WILLIAM F. MASTRO, J.P., DANIEL D. ANGIOLILLO, CHERYL E. CHAMBERS, and JEFFREY A. COHEN, JJ.
In an action to recover damages for personal injuries, the plaintiff appeals from an order of the Supreme Court, Kings County (Velasquez, J.), entered January 31, 2012, which granted the defendant's motion for summary judgment dismissing the complaint.
ORDERED that the order is affirmed, with costs.
The plaintiff, a former Sergeant with the New York City Police Department, commenced this action to recover damages for injuries he allegedly incurred while on duty and responding to an emergency call. The plaintiff alleged in his notice of claim and complaint that he fell as a result of tripping in a pothole, adjacent to a manhole, in the roadway in front of certain premises in Brooklyn. The plaintiff alleged that his injuries were a direct result of the negligence and carelessness of the City of New York in allowing or permitting the dangerous condition to exist. Following the completion of discovery, the City moved for summary judgment dismissing the complaint on the ground that it lacked prior written of the dangerous condition, as required under Administrative Code of the City of New York § 7–201(c). The Supreme Court granted the motion, concluding that the City met its prima facie burden of demonstrating that there had been no compliance with the prior written notice law, and that the plaintiff, in opposition, failed to present any evidence to the contrary or that the City made special use of the location of the allegedly dangerous roadway condition.
Where a municipality has enacted a prior written notice law, it may not be subjected to liability for injuries arising from a dangerous roadway condition unless it has received prior written notice of the dangerous condition, or an exception to the prior written notice requirement applies ( see Amabile v. City of Buffalo, 93 N.Y.2d 471, 693 N.Y.S.2d 77, 715 N.E.2d 104;Miller v. Village of E. Hampton, 98 A.D.3d 1007, 951 N.Y.S.2d 171;De La Reguera v. City of Mount Vernon, 74 A.D.3d 1127, 904 N.Y.S.2d 108;Schleif v. City of New York, 60 A.D.3d 926, 875 N.Y.S.2d 259). The only recognized exceptions to the statutory prior written notice requirement involve situations in which the municipality created the defect or hazard through an affirmative act of negligence, or where a special use confers a benefit upon the municipality ( see Amabile v. City of Buffalo, 93 N.Y.2d at 474, 693 N.Y.S.2d 77, 715 N.E.2d 104;Poirier v. City of Schenectady, 85 N.Y.2d 310, 314–315, 624 N.Y.S.2d 555, 648 N.E.2d 1318;Loughlin v. Town of N. Hempstead, 84 A.D.3d 1035, 923 N.Y.S.2d 200;De La Reguera v. City of Mount Vernon, 74 A.D.3d 1127, 904 N.Y.S.2d 108).
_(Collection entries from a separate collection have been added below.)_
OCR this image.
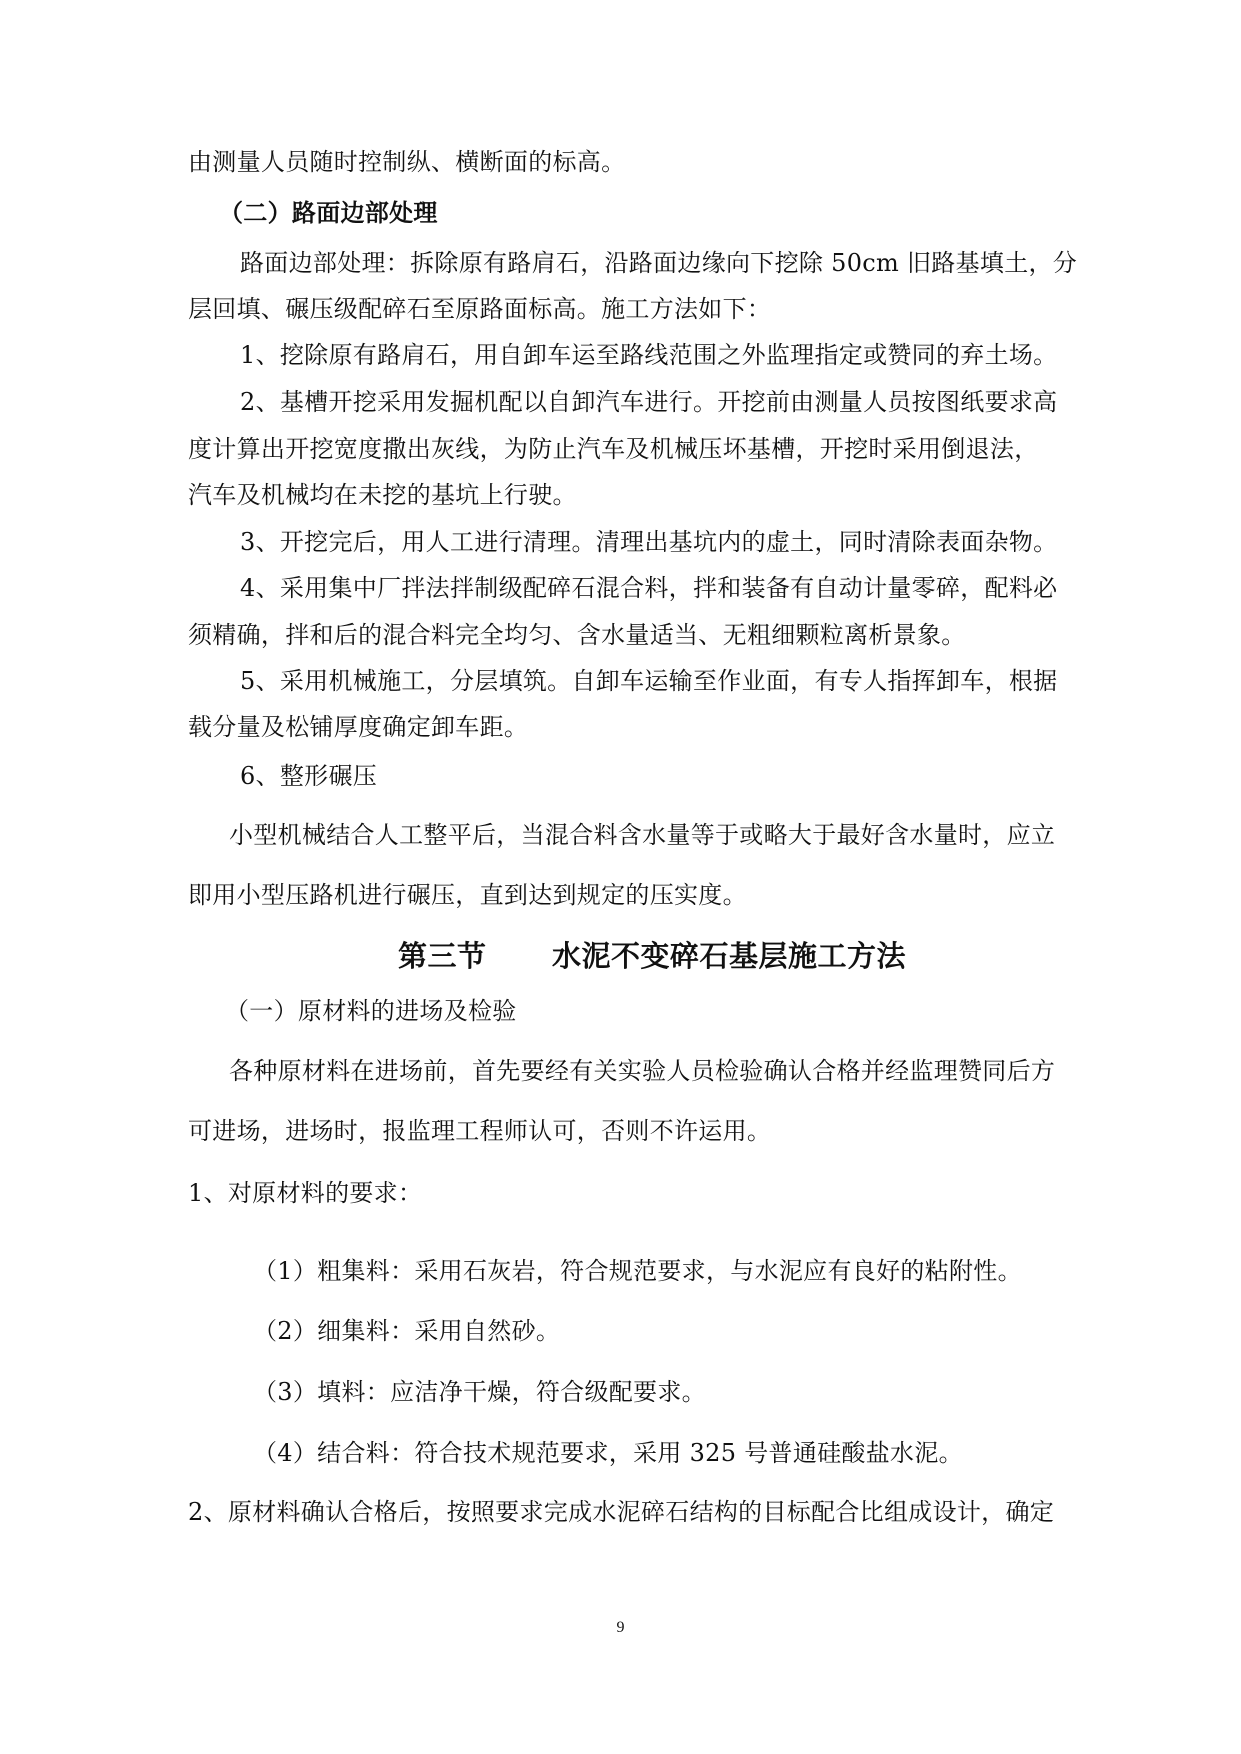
由测量人员随时控制纵、横断面的标高。
（二）路面边部处理
路面边部处理：拆除原有路肩石，沿路面边缘向下挖除 50cm 旧路基填土，分
层回填、碾压级配碎石至原路面标高。施工方法如下：
1、挖除原有路肩石，用自卸车运至路线范围之外监理指定或赞同的弃土场。
2、基槽开挖采用发掘机配以自卸汽车进行。开挖前由测量人员按图纸要求高
度计算出开挖宽度撒出灰线，为防止汽车及机械压坏基槽，开挖时采用倒退法，
汽车及机械均在未挖的基坑上行驶。
3、开挖完后，用人工进行清理。清理出基坑内的虚土，同时清除表面杂物。
4、采用集中厂拌法拌制级配碎石混合料，拌和装备有自动计量零碎，配料必
须精确，拌和后的混合料完全均匀、含水量适当、无粗细颗粒离析景象。
5、采用机械施工，分层填筑。自卸车运输至作业面，有专人指挥卸车，根据
载分量及松铺厚度确定卸车距。
6、整形碾压
小型机械结合人工整平后，当混合料含水量等于或略大于最好含水量时，应立
即用小型压路机进行碾压，直到达到规定的压实度。
第三节 水泥不变碎石基层施工方法
（一）原材料的进场及检验
各种原材料在进场前，首先要经有关实验人员检验确认合格并经监理赞同后方
可进场，进场时，报监理工程师认可，否则不许运用。
1、对原材料的要求：
（1）粗集料：采用石灰岩，符合规范要求，与水泥应有良好的粘附性。
（2）细集料：采用自然砂。
（3）填料：应洁净干燥，符合级配要求。
（4）结合料：符合技术规范要求，采用 325 号普通硅酸盐水泥。
2、原材料确认合格后，按照要求完成水泥碎石结构的目标配合比组成设计，确定
9
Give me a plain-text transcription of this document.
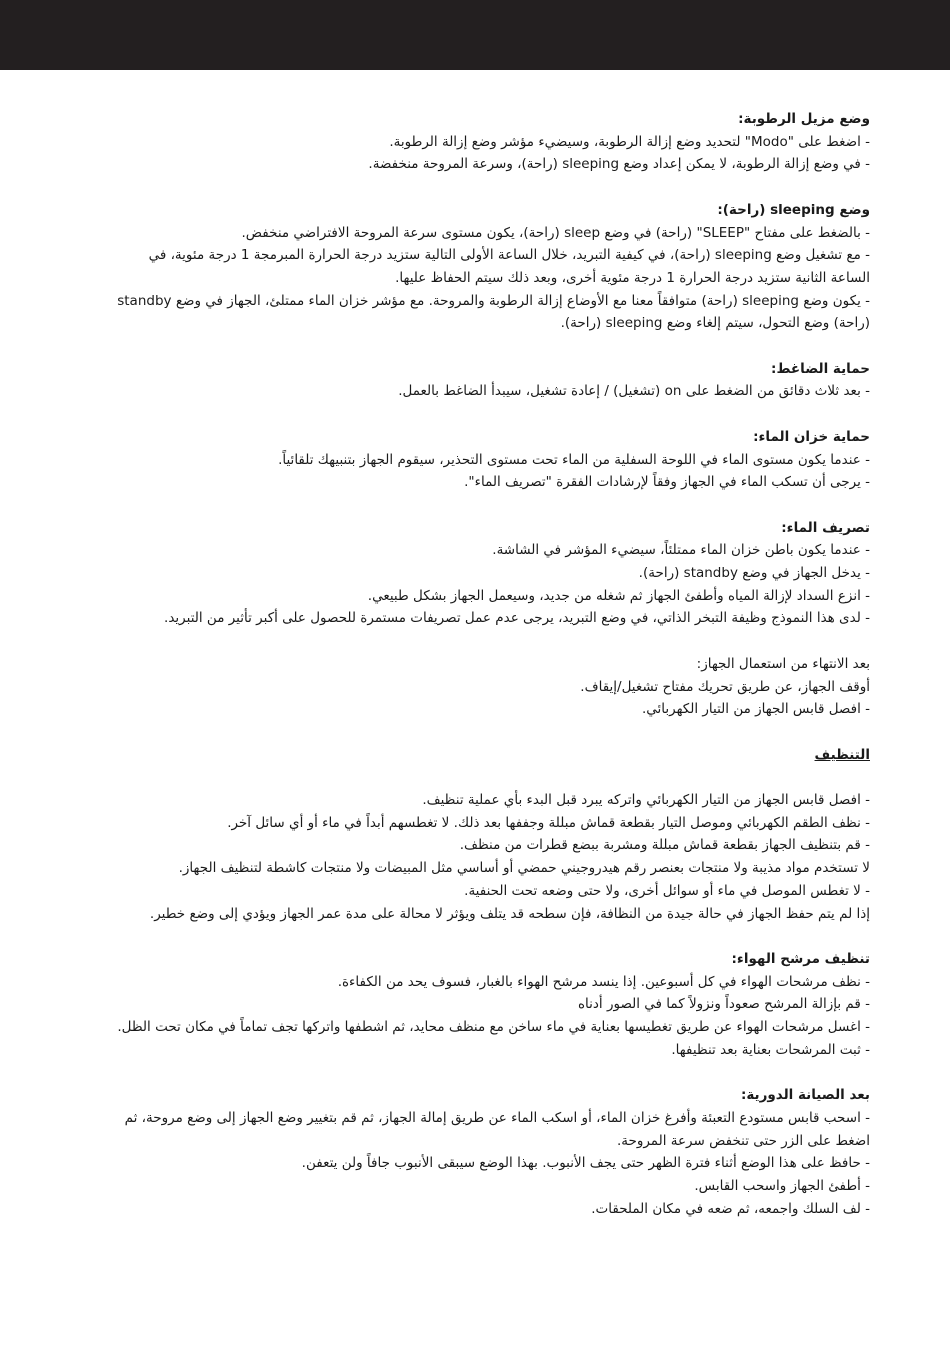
وضع مزيل الرطوبة:
- اضغط على "Modo" لتحديد وضع إزالة الرطوبة، وسيضيء مؤشر وضع إزالة الرطوبة.
- في وضع إزالة الرطوبة، لا يمكن إعداد وضع sleeping (راحة)، وسرعة المروحة منخفضة.
وضع sleeping (راحة):
- بالضغط على مفتاح "SLEEP" (راحة) في وضع sleep (راحة)، يكون مستوى سرعة المروحة الافتراضي منخفض.
- مع تشغيل وضع sleeping (راحة)، في كيفية التبريد، خلال الساعة الأولى التالية ستزيد درجة الحرارة المبرمجة 1 درجة مئوية، في الساعة الثانية ستزيد درجة الحرارة 1 درجة مئوية أخرى، وبعد ذلك سيتم الحفاظ عليها.
- يكون وضع sleeping (راحة) متوافقاً معنا مع الأوضاع إزالة الرطوبة والمروحة. مع مؤشر خزان الماء ممتلئ، الجهاز في وضع standby (راحة) وضع التحول، سيتم إلغاء وضع sleeping (راحة).
حماية الضاغط:
- بعد ثلاث دقائق من الضغط على on (تشغيل) / إعادة تشغيل، سيبدأ الضاغط بالعمل.
حماية خزان الماء:
- عندما يكون مستوى الماء في اللوحة السفلية من الماء تحت مستوى التحذير، سيقوم الجهاز بتنبيهك تلقائياً.
- يرجى أن تسكب الماء في الجهاز وفقاً لإرشادات الفقرة "تصريف الماء".
تصريف الماء:
- عندما يكون باطن خزان الماء ممتلئاً، سيضيء المؤشر في الشاشة.
- يدخل الجهاز في وضع standby (راحة).
- انزع السداد لإزالة المياه وأطفئ الجهاز ثم شغله من جديد، وسيعمل الجهاز بشكل طبيعي.
- لدى هذا النموذج وظيفة التبخر الذاتي، في وضع التبريد، يرجى عدم عمل تصريفات مستمرة للحصول على أكبر تأثير من التبريد.
بعد الانتهاء من استعمال الجهاز:
أوقف الجهاز، عن طريق تحريك مفتاح تشغيل/إيقاف.
- افصل قابس الجهاز من التيار الكهربائي.
التنظيف
- افصل قابس الجهاز من التيار الكهربائي واتركه يبرد قبل البدء بأي عملية تنظيف.
- نظف الطقم الكهربائي وموصل التيار بقطعة قماش مبللة وجففها بعد ذلك. لا تغطسهم أبداً في ماء أو أي سائل آخر.
- قم بتنظيف الجهاز بقطعة قماش مبللة ومشربة ببضع قطرات من منظف.
لا تستخدم مواد مذيبة ولا منتجات بعنصر رقم هيدروجيني حمضي أو أساسي مثل المبيضات ولا منتجات كاشطة لتنظيف الجهاز.
- لا تغطس الموصل في ماء أو سوائل أخرى، ولا حتى وضعه تحت الحنفية.
إذا لم يتم حفظ الجهاز في حالة جيدة من النظافة، فإن سطحه قد يتلف ويؤثر لا محالة على مدة عمر الجهاز ويؤدي إلى وضع خطير.
تنظيف مرشح الهواء:
- نظف مرشحات الهواء في كل أسبوعين. إذا ينسد مرشح الهواء بالغبار، فسوف يحد من الكفاءة.
- قم بإزالة المرشح صعوداً ونزولاً كما في الصور أدناه
- اغسل مرشحات الهواء عن طريق تغطيسها بعناية في ماء ساخن مع منظف محايد، ثم اشطفها واتركها تجف تماماً في مكان تحت الظل.
- ثبت المرشحات بعناية بعد تنظيفها.
بعد الصيانة الدورية:
- اسحب قابس مستودع التعبئة وأفرغ خزان الماء، أو اسكب الماء عن طريق إمالة الجهاز، ثم قم بتغيير وضع الجهاز إلى وضع مروحة، ثم اضغط على الزر حتى تنخفض سرعة المروحة.
- حافظ على هذا الوضع أثناء فترة الظهر حتى يجف الأنبوب. بهذا الوضع سيبقى الأنبوب جافاً ولن يتعفن.
- أطفئ الجهاز واسحب القابس.
- لف السلك واجمعه، ثم ضعه في مكان الملحقات.
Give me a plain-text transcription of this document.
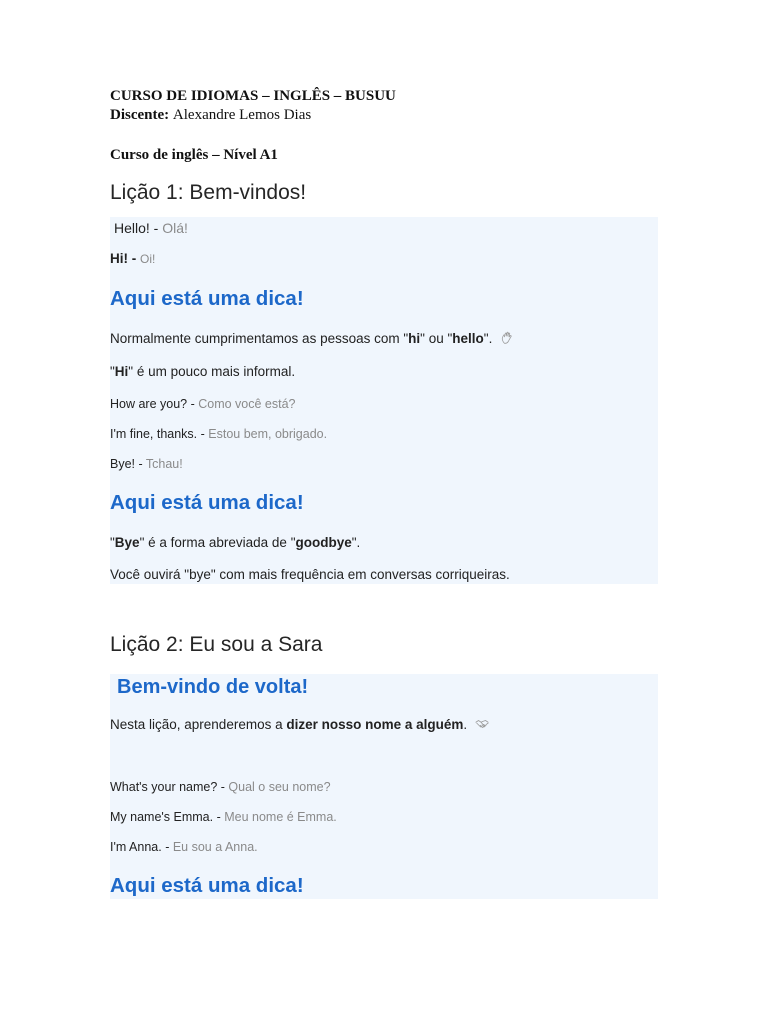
CURSO DE IDIOMAS – INGLÊS – BUSUU
Discente: Alexandre Lemos Dias
Curso de inglês – Nível A1
Lição 1: Bem-vindos!
Hello! - Olá!
Hi! - Oi!
Aqui está uma dica!
Normalmente cumprimentamos as pessoas com "hi" ou "hello".
"Hi" é um pouco mais informal.
How are you? - Como você está?
I'm fine, thanks. - Estou bem, obrigado.
Bye! - Tchau!
Aqui está uma dica!
"Bye" é a forma abreviada de "goodbye".
Você ouvirá "bye" com mais frequência em conversas corriqueiras.
Lição 2: Eu sou a Sara
Bem-vindo de volta!
Nesta lição, aprenderemos a dizer nosso nome a alguém.
What's your name? - Qual o seu nome?
My name's Emma. - Meu nome é Emma.
I'm Anna. - Eu sou a Anna.
Aqui está uma dica!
Contrary to the plaintiff's contention, the City established its prima facie entitlement to judgment as a matter of law by presenting evidence that it had not received prior written notice of the condition that allegedly caused the plaintiff's injuries ( see Groninger v. Village of Mamaroneck, 17 N.Y.3d 125, 129, 927 N.Y.S.2d 304, 950 N.E.2d 908;Boggi v. City of White Plains, 97 A.D.3d 773, 948 N.Y.S.2d 562;Pennamen v. Town of Babylon, 86 A.D.3d 599, 927 N.Y.S.2d 164). In opposition, the plaintiff failed to raise a triable issue of fact as to whether the City actually was provided with timely prior written notice or whether the special use exception was applicable ( see Oboler v. City of New York, 8 N.Y.3d 888, 890, 832 N.Y.S.2d 871, 864 N.E.2d 1270;Melendez v. City of New York, 72 A.D.3d 913, 898 N.Y.S.2d 868;Schleif v. City of New York, 60 A.D.3d at 928, 875 N.Y.S.2d 259;ITT Hartford Ins. Co. v. Village of Ossining, 257 A.D.2d 606, 684 N.Y.S.2d 258), and the plaintiff did not address the affirmative act exception to the prior written notice law.
The plaintiff's remaining contentions either are without merit or improperly raised for the first time on appeal.
Accordingly, the Supreme Court properly granted the City's motion for summary judgment dismissing the complaint.